Some thoughts about the final episode of The Sopranos after the jump. Spoiler alert, I suppose.


I was in high school when Sopranos began in 1999. I didn’t watch the show back then — probably because I was still mourning the loss of PRISM — but I eventually caught up with old episodes when I became obsessed with the show in college. A lot of people (well, those with enough money to afford a premium cable channel) watched The Sopranos, not just those who loved mob dramas or dug seeing about a murder a week acted out on television. No, a lot of people watched Sopranos because it was a fine show, a great show, maybe the best TV show ever made.

This, of course, brings us to the final episode, the one everyone talked about yesterday and the one that disappointed a bunch of people. Final episodes (at least recently) almost always disappoint people; there’s really no way to live up to the expectations of a popular show’s run. Even another decent-ish HBO show, Sex & The City, copped out and did the Friends ending. Or maybe Sex & The City ended first. I forget.

So, the ending: Quick cut to black, everyone’s calling Comcast saying the cable went out, then the credits. I had to rewind a few times on my DVR to figure out what the hell was going on. (My cable goes out for a brief flash at least 5 times a day, so I really did think this was just another Comcast fuckup for a minute.) My friend hated the ending. My mom hated the final episode altogether. I figured everyone would hate it.

The final episode was a little, well, sub-par. It wasn’t an awful episode, but it was nothing like the penultimate episode, which had about 20 minutes of the best drama rivaling any of the top movies of all time. The final episode was, actually, hilarious, and Tony appeared to be like the “old Tony” again. Sometime in the last season, Tony went from Bull Meecham — the asshole we all felt bad about loving — to pure evil. No way would Tony kill Christopher. Not like that, at least. But, in the last episode, Tony was Tony again.
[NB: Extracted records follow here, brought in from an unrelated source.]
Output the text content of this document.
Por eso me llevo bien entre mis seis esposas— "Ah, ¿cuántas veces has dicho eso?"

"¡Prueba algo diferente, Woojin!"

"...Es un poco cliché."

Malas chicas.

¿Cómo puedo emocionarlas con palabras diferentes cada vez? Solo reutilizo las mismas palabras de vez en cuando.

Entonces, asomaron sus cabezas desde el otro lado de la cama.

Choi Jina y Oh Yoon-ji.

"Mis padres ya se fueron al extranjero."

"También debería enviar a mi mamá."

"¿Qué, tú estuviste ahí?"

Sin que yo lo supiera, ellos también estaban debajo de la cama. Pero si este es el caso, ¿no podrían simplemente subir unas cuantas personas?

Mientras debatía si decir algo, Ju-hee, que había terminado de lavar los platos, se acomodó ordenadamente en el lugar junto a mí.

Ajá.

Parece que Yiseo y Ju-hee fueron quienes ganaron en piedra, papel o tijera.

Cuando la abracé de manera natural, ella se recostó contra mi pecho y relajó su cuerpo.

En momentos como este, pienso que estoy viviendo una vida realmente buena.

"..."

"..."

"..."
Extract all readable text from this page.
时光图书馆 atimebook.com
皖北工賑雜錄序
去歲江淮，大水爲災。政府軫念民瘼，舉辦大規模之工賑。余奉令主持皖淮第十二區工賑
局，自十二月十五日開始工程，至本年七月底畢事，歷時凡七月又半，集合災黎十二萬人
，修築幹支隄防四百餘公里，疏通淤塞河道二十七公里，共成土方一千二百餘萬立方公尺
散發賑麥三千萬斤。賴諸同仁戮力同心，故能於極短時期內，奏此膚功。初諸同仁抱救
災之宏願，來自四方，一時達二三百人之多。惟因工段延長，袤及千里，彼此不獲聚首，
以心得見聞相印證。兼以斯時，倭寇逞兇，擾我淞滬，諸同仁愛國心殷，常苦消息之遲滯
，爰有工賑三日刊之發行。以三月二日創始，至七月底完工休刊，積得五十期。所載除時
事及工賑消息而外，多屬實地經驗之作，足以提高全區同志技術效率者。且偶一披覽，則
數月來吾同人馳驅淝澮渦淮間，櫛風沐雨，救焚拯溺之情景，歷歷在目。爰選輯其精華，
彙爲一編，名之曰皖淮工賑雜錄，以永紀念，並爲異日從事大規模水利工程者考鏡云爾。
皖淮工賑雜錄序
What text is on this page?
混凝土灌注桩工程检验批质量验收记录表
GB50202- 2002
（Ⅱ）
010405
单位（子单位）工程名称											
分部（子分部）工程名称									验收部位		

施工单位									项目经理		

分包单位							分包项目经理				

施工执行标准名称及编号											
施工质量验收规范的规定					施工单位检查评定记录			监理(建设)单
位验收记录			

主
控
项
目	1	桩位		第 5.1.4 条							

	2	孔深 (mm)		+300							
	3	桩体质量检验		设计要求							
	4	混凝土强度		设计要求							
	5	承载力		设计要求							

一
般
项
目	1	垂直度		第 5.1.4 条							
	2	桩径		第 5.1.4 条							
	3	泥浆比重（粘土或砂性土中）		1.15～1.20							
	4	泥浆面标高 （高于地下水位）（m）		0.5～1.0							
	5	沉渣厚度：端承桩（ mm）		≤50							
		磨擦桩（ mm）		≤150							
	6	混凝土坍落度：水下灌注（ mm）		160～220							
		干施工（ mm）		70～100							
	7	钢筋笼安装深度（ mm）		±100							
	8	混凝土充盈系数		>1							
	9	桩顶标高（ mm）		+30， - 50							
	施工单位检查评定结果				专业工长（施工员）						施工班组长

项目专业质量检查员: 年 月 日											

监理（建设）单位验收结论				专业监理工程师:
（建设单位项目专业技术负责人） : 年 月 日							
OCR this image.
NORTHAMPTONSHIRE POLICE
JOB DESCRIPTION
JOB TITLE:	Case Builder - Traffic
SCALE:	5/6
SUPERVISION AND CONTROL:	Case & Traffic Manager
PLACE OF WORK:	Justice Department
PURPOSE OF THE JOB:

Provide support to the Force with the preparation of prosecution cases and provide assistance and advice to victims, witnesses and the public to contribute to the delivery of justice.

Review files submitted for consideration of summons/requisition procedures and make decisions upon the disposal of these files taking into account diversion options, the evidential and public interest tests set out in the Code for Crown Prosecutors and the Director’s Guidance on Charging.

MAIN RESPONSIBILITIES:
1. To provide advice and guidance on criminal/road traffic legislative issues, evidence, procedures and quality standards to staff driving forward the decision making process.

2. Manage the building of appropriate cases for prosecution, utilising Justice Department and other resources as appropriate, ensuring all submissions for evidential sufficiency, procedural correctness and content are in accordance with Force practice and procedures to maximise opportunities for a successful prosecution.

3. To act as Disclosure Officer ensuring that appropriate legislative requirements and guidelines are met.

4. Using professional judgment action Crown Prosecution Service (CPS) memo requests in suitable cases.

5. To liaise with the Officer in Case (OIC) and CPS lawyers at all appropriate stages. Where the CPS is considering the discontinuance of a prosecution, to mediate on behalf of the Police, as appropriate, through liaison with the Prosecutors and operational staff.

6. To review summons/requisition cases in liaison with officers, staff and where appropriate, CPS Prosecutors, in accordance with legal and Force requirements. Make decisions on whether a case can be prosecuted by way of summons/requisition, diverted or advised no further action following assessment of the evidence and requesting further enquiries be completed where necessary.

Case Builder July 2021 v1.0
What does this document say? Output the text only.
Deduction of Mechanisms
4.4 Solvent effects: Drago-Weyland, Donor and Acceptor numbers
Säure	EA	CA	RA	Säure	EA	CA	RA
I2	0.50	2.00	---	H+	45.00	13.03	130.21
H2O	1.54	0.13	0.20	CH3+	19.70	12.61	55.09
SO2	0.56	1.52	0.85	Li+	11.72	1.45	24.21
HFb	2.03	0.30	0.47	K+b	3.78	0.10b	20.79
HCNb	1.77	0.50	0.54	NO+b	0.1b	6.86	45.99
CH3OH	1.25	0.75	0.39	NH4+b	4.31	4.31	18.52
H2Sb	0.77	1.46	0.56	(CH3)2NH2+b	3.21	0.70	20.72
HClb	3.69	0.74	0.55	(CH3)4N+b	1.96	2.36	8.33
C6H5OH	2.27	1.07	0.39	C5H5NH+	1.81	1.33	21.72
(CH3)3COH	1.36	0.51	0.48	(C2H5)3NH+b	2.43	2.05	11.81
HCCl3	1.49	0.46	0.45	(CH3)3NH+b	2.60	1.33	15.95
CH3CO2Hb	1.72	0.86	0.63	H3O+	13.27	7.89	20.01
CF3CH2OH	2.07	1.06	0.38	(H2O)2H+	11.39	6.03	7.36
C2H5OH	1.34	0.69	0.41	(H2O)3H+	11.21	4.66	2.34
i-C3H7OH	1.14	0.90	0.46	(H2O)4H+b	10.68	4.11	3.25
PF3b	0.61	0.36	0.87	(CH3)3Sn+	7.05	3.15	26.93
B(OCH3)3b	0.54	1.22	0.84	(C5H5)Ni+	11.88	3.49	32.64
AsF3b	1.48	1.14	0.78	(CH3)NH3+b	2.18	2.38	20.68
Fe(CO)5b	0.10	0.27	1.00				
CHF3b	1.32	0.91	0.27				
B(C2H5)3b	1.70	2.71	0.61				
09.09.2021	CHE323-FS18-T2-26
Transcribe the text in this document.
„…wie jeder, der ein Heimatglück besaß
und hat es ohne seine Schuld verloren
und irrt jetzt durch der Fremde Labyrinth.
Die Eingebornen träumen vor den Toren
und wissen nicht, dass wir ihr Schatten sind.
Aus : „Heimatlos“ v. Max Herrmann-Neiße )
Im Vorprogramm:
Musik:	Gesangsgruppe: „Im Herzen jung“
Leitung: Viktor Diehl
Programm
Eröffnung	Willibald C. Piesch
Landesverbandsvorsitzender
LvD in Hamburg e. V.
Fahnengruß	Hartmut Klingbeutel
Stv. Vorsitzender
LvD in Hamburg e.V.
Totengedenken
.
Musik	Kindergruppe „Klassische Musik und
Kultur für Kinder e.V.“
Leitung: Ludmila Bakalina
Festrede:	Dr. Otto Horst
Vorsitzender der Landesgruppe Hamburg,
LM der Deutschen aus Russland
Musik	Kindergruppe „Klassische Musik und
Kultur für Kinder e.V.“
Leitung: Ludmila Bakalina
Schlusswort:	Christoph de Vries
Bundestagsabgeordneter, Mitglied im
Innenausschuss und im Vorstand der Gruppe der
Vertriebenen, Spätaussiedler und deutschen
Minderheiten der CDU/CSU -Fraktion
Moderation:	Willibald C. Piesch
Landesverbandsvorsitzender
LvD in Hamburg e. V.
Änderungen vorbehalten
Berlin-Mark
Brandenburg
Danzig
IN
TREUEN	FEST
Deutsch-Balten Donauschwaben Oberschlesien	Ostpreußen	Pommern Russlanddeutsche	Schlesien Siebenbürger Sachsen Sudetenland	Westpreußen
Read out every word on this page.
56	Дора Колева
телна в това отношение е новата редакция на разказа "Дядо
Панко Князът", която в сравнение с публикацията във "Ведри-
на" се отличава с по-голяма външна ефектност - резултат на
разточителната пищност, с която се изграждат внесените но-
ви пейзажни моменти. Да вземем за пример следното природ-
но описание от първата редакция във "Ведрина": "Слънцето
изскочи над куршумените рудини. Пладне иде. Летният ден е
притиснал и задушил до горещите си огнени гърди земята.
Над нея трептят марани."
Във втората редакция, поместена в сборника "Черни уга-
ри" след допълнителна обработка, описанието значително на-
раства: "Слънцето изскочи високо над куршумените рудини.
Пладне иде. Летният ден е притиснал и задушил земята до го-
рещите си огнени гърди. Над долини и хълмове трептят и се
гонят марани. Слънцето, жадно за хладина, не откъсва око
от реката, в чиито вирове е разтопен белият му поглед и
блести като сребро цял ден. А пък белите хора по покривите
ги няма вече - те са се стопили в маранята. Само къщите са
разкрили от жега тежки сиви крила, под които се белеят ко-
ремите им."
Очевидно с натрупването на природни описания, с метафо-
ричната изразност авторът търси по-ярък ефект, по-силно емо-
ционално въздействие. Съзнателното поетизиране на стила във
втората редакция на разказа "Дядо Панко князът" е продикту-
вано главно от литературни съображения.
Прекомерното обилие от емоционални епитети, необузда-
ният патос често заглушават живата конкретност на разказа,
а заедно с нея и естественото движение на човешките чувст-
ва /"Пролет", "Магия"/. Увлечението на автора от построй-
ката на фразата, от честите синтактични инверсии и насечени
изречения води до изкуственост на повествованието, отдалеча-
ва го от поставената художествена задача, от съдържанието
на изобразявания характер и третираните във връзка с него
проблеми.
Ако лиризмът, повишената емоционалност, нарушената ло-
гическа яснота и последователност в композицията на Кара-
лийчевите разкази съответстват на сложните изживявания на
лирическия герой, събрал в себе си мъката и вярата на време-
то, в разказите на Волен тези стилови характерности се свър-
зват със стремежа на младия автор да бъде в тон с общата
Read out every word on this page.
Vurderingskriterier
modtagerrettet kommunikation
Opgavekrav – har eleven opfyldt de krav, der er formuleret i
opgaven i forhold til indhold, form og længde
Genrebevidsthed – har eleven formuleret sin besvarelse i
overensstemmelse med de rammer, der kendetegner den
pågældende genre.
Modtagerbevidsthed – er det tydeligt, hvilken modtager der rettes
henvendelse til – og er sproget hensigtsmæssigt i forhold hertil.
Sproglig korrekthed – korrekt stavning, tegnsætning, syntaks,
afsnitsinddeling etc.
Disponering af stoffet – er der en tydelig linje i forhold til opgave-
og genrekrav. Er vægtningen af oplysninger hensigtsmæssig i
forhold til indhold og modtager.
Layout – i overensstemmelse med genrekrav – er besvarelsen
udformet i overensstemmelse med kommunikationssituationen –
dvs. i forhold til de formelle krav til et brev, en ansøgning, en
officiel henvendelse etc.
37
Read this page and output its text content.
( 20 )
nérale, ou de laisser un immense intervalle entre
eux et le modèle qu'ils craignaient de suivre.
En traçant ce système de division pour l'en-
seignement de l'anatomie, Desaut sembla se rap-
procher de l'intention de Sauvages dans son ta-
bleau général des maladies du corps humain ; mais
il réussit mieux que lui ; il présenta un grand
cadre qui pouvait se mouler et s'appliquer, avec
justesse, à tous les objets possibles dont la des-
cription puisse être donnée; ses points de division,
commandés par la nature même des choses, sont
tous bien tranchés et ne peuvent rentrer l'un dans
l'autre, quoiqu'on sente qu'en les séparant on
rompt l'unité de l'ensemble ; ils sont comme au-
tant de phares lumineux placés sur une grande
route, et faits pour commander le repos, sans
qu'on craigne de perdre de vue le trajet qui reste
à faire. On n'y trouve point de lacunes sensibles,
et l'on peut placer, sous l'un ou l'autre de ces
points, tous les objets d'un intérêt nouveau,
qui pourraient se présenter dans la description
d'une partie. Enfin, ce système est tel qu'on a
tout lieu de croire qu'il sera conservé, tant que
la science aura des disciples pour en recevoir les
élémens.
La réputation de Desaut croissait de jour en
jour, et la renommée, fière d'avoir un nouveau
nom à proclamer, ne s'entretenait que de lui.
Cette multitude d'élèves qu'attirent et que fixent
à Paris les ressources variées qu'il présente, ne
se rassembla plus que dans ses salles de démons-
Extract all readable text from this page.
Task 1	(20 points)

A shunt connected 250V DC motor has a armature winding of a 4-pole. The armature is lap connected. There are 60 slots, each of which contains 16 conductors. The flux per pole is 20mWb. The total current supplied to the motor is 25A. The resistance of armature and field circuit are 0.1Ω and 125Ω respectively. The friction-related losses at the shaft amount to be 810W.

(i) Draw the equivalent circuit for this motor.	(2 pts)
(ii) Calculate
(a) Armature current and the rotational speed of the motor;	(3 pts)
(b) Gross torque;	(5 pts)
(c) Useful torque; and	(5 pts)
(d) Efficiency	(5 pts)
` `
He was a funny, sarcastic jerk again!

There was a lot to love in the final episode: The cat that was Christopher’s ghost re-incarnated. The way Silvio Dante acted poorly even when he was in a coma. The SUV running over Phil’s head and the kid throwing up after seeing it. The exploding car ending AJ’s chance at some 16-year-old ass. Meadow being in denial just as much as her father when she says the government treats Italian-Americans poorly because Tony was arrested. The FBI agent cheering on Tony. AJ’s 75 career changes. Tony’s crack about Donald Trump letting AJ get some time off to go on secret CIA missions. The worst part of the final episode was nothing all that bad happened to AJ. (I was kind of hoping for a Janis-AJ murder-suicide.)

But the ending. It was dramatic, and I was kind of convinced yesterday morning Tony had been killed because of Bobby’s remark earlier this season about how you never see it coming and it just ends. But maybe Tony survived, maybe he’s going to spend the rest of his life (until prison, I suppose) looking over his shoulder for a Phil Leotardo associate ready to kill him. And, yeah, the Choose Your Own Adventure ending is kind of lame, but, you know what? I think it fits. Arrivederci, Sopranos.

  1. rjwhite Says: Jun 12 1:07 PM

    Also- if he dies, where’s the movie?

  2. mike Says: Jun 12 1:15 PM

    The last episode seems very representative of the series itself. It was also David Chase’s way of flipping off the viewers and saying, “There’s a lot of important stuff happening in the world, fuck you for caring so much about this.”

    And there won’t be any movie. I can’t see Chase or James Gandolfini ever agreeing to that.

  3. Anonymous Says: Jun 13 9:40 AM

    They should’ve included Larry Mendte in a bikini in the finale.